Nicholas stared blankly at Mira for a moment before responding. “Yes, I suppose I see your point. But if my father was the mysterious wealthy lover, yet he is not the murderer, then who is?”

The answer seemed to well up from some hidden spring of intuition, and Mira spoke almost without thought.

“Beatrix.”

As she said the name out loud, all of the pieces fell into place, the import of every subtle hint now standing out in stark relief against the blur of the week’s events.

“It makes perfect sense,” Mira continued, warming to her new theory. “Beatrix’s volatile temper, her reputation for violent outbursts, her obvious interest in my inquiries…and she was in the library while I was waiting for you yesterday morning, she knew I was going out.
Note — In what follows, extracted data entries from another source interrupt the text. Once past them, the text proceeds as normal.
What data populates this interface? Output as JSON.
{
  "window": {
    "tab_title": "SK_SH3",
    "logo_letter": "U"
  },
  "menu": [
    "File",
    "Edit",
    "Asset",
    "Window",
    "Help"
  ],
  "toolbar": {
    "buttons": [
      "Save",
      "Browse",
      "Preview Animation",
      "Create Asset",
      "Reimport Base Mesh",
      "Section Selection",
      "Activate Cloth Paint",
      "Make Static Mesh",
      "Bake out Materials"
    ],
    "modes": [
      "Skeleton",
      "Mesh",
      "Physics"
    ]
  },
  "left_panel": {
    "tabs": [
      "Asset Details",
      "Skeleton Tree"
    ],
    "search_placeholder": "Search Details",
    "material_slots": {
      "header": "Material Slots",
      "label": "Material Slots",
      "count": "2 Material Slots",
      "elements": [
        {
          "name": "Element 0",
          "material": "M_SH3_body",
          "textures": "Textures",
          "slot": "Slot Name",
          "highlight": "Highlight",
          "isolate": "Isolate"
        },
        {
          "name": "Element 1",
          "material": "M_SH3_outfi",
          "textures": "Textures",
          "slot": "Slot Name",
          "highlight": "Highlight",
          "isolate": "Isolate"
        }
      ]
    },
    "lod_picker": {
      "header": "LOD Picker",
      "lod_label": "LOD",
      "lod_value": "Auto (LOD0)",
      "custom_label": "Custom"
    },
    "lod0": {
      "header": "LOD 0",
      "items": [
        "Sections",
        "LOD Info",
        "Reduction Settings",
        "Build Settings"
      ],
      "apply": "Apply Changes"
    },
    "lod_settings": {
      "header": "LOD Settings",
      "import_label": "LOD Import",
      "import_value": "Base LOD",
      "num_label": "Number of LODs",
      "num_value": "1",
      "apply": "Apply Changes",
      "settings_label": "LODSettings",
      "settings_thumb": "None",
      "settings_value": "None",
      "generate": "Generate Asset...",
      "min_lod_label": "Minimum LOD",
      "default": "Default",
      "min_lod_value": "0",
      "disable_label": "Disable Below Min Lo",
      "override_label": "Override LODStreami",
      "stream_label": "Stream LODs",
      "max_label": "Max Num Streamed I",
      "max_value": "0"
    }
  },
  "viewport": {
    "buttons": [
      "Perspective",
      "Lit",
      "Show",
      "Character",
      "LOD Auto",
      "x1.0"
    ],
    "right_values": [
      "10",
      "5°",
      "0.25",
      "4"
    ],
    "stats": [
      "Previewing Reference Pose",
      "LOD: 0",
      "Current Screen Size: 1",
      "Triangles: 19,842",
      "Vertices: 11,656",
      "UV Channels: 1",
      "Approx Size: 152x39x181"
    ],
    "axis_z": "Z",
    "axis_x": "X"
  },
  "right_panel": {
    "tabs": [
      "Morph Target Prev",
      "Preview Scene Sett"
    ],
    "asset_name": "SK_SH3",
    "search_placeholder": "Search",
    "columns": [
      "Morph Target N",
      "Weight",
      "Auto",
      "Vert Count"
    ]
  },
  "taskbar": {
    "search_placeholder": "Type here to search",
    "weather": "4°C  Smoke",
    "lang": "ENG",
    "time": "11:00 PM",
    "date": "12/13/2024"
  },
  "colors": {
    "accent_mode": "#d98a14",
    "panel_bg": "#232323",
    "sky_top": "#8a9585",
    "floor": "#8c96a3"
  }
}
I lied about where I was going, but it would have been a simple thing to follow me a bit. If she saw me wandering down the path toward Dowerdu, she might have guessed where I was going.”

Nicholas held up a hand. “But why would Beatrix kill those girls?”

“Jealousy? Blackwell had affairs with Bridget Collins and Tegen Quick. Perhaps it wounded Beatrix’s pride to see herself cast aside in favor of such young girls after watching her own youth slip away while she was trapped out here in Cornwall.”

“Perhaps,” Nicholas responded, nodding thoughtfully. “But that would only explain her killing Bridget and Tegen. What about Olivia Linworth? There is nothing to suggest that Olivia Linworth was intimately involved with my father.”

Mira paused to consider the question, thoughts whirling through her mind in a dizzying rush. “Maybe Blackwell expressed an interest in Olivia, or perhaps Beatrix only suspected one.”

Even as she spoke the words, they rang hollow to Mira, and the frown on Nicholas’s face indicated that he was not persuaded either. It was one thing for Beatrix to be so outraged by Blackwell’s romantic affairs that she was driven to murder, but it was quite another for her to be distraught over some small flirtation. If Beatrix killed every woman Blackwell admired, there would be no women left in all of Cornwall. No, jealousy might have driven Beatrix to kill Bridget and Tegen, but she must have had another motive for killing Olivia. Unless…

Unless Beatrix was not only jealous of Blackwell.

“Oh no,” Mira breathed, as the blood drained from her face and formed a cold, viscous pool in her gut. “Jeremy.”

She clutched at Nicholas’s sleeve, and her voice trembled with urgency. “Nan said that Beatrix is fiercely protective of Jeremy, almost smothering him. If she knew that Olivia and Jeremy were planning to elope, if she thought Olivia was going to take her precious son away…” Mira had a sudden image, vivid and terrifying, of Beatrix accusing Bella of scheming to secure a husband. Of Beatrix’s features contorted with rage as she struck the younger girl. Of her standing frozen afterwards, hand upraised, eyes empty and wild.